The British have an expression, "state of play," which is genius on a number of different levels. Loosely translated, it means "current situation." But in the subtext conveys a suggestion of action that the current situation is naturally in a state of flux -- like a soccer game. This is not only accurate, but demonstrates a clever economy of words.
The state-of-play idea is exactly what many in businesses, both large and small, seem to miss. Looking over the today's business landscape, they see a static, unmoving image. Their view of the environment resembles a snapshot (even a selfie) that captures a single moment in time. Of course, nothing could be more deceptive or just plain wrong. The business environment is in a constant state of play, acted upon by all manner of influences, including the economy, news, weather, politics and technological advances, to name just a few.
In this respect, most businesses are analogous to Wall Street, where the price of stocks is in a continual state of play as they increase and decrease in value. Businesses exhibit the same dynamics, though usually much less dramatically.

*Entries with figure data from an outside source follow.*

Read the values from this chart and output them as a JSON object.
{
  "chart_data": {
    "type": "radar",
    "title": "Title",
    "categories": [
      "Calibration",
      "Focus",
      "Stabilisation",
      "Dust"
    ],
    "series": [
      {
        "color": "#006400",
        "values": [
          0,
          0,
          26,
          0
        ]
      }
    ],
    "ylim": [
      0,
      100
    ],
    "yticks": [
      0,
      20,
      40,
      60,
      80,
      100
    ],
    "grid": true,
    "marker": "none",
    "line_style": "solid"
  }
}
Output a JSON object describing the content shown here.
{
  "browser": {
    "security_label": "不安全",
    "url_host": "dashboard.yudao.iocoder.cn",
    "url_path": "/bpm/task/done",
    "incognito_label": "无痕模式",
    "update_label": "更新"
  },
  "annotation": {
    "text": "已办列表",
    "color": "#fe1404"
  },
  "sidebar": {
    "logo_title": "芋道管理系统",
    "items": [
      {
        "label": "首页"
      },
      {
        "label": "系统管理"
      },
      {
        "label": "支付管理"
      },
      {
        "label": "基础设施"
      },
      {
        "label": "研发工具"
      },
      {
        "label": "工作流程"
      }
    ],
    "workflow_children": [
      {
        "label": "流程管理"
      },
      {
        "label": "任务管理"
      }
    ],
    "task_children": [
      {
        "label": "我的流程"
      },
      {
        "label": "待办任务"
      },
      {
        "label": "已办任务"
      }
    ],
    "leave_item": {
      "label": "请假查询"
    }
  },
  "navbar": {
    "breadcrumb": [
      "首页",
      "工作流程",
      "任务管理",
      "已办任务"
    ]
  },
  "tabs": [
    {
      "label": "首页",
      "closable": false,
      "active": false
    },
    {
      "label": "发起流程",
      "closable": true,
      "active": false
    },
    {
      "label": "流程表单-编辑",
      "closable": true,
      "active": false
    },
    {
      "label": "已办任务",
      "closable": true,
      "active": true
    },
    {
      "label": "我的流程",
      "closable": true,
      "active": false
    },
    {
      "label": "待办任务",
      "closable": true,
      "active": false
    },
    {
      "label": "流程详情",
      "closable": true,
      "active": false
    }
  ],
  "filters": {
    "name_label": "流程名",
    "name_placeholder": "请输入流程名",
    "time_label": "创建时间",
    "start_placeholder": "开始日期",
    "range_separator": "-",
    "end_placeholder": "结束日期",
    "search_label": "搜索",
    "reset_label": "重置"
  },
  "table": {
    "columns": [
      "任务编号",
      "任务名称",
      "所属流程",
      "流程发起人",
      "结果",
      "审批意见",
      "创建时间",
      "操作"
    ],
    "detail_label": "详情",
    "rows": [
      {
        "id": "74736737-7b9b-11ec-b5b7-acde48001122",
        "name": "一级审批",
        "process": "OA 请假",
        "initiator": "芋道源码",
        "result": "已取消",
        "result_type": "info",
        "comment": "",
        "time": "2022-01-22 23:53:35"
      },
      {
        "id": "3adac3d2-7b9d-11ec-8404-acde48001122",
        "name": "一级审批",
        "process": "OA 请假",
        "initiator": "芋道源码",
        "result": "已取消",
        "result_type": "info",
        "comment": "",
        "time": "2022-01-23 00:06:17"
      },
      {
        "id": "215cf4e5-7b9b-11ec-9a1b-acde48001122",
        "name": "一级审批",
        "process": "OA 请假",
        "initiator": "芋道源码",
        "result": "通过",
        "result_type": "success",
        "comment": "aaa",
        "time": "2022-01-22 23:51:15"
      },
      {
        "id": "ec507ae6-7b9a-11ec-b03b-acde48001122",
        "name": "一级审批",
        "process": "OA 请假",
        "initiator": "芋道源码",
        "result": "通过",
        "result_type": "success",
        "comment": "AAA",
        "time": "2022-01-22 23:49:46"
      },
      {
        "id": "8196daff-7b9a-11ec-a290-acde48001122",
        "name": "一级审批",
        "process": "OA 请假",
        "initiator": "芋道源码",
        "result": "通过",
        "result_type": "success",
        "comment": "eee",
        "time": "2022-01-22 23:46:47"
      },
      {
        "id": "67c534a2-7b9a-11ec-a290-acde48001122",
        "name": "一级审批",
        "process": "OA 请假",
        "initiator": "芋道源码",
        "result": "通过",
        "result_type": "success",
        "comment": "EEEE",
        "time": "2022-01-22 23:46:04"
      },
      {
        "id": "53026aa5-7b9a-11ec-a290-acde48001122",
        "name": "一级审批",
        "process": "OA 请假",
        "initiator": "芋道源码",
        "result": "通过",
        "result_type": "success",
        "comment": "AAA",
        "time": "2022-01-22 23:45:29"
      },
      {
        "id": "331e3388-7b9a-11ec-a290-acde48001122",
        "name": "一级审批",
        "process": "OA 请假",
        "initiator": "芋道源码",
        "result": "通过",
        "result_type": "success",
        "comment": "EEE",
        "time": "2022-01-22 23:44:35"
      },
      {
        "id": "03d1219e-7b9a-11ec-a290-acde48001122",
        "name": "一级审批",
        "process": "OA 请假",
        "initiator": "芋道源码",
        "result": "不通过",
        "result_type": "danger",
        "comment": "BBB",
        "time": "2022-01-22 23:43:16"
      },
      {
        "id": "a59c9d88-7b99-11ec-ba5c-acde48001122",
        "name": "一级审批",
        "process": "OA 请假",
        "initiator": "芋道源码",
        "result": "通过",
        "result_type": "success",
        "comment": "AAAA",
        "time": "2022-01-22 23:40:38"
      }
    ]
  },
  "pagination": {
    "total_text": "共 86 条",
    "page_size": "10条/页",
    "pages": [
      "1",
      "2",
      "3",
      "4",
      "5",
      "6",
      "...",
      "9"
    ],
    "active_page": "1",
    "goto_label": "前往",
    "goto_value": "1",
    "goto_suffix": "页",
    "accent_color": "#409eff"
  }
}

For this reason, the smart business owner should not expect to run his business in the same way as he does now in 20 years or even 10 years -- or, perhaps, next month. To understand this enables one not only assess and analyze, but also to "problem-solve" in an entirely different way.
To be clear, perceiving a static situation usually means that a business owner or manager will resolve any given problem by implementing a fix that will be short-term. Inevitably, more problems arise over the long run, because the circumstances are different. Those problems could have been avoided if that inevitable change had been taken into account.
For businesses that deal directly with consumers, the need to understand the state of play is particularly important. Skill crane operators have long known this. Smart bulk vending operators who have seen trend cycles dramatically shrink over the past several years also have adjusted accordingly.
Consumer tastes can change within weeks, prompted by the release of a new movie or the latest song. Good crane and bulk operators can judge the probable lifespan of a product licensed from a popular movie, or make adjustments for the change of seasons. I have also recently witnessed operators taking a second or third look at previously unprofitable locations. Timing is everything, even when it comes to location trends.
Those who have been in the business long enough can recall many of these shifts. The bulk vending industry, for instance, evolved to the point of using processes that very much resemble just-in-time manufacturing. It did not happen overnight, but product began to move in and out of warehouses at a faster pace. Service schedules shifted to reflect the changing nature of product. And operators became more willing to try new product categories with less hesitation and delay.
These are not small changes. Today's most successful bulk vending operations run much differently than those of the past. These changes have required significant upgrades in infrastructure and ways of doing business. It is fair to say that many of those who were unwilling or unable to make necessary changes are either facing imminent failure or no longer in business.
All this is neither good nor bad. It is simply the way things work. As the saying goes, "He who rejects change is the architect of decay." Now, if we could just get the British to understand that soccer is really not football.